O macarrão é uma delícia, mas você vai precisar fazer força para esquecer que isso é uma larva. Ela explode na boca e espalha uma gosma nojenta. O gosto é amargo, o mais desagradável dos quatro insetos que experimentei para fazer esta matéria.

Pizza com larvas de besouro e mosca*
Ingredientes
- 1 disco de pizza
- 25 g de larvas de besouro
- 25 g de larvas de mosca
- 15 ml de azeite de oliva
- 60 g de muçarela
- Coentro

Modo de preparo
Coloque as larvas de besouro e mosca sobre a pizza e acrescente o coentro. Cubra com a muçarela cortada, regue com azeite de oliva e asse em forno pré-aquecido a 180° C. Sirva depois que o queijo dourar e derreter.

É gostoso?
Entre todos os bichos que mostramos, as larvas de besouro são as mais gostosas. Elas lembram nozes. Além disso, larvas de mosca, que são bem salgadas, podem ser um bom aperitivo para combinar com cerveja.


Omelete com baratas*
Ingredientes
- 3 ovos
- 80 g de baratas
- 20 g de maisena
- 100 g de muçarela
- 2 folhas de alfavaca
- 150 ml de vinho branco
- 50 g de cebola
- 1 dente de alho
- Sal e pimenta

Modo de preparo
Redução: Aqueça o vinho branco em uma frigideira e deixe reduzir 1/3. Junte as folhas de alfavaca. Ajuste a consistência com a maisena dissolvida em água. Tempere com sal e pimenta.

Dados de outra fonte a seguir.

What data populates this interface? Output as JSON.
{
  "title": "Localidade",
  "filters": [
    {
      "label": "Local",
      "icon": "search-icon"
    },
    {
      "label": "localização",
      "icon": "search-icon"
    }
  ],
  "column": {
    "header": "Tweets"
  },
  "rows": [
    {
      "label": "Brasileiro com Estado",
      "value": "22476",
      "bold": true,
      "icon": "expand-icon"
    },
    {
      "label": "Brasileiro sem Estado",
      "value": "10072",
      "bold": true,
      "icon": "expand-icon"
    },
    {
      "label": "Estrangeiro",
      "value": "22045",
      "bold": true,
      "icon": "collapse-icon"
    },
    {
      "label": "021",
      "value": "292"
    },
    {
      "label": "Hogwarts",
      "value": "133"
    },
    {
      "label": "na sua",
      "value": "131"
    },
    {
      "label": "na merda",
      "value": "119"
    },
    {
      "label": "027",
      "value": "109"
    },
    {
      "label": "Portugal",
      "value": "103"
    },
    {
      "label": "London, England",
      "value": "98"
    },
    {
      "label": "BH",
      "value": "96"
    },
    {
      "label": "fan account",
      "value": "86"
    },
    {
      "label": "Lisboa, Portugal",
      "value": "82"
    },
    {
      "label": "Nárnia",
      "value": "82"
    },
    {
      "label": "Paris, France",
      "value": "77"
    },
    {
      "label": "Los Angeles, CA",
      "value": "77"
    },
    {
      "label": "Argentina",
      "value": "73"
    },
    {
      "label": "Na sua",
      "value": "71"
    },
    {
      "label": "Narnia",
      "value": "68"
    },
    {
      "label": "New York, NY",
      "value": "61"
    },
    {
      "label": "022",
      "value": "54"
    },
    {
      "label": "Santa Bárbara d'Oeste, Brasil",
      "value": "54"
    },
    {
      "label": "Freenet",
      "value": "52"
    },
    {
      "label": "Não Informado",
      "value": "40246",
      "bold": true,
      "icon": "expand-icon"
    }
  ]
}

Omelete: Bata as claras em neve. Frite a cebola, acrescente as baratas e o queijo. Adicione as gemas às claras batidas e mexa levemente. Junte essa mistura às claras e salpique com a cebolinha. Deixe assar, vire e enrole a omelete. Sirva com a redução por baixo e a omelete por cima.

É gostoso?
Eu nunca comi uma árvore, mas barata tem gosto de madeira. E aqui surge um paradoxo: é um dos insetos mais gostosos e também um dos mais difíceis de mastigar. Você simplesmente não consegue esquecer que está comendo uma barata.

*Nas receitas, a SUPER usou insetos tratados, mas que não estão à venda.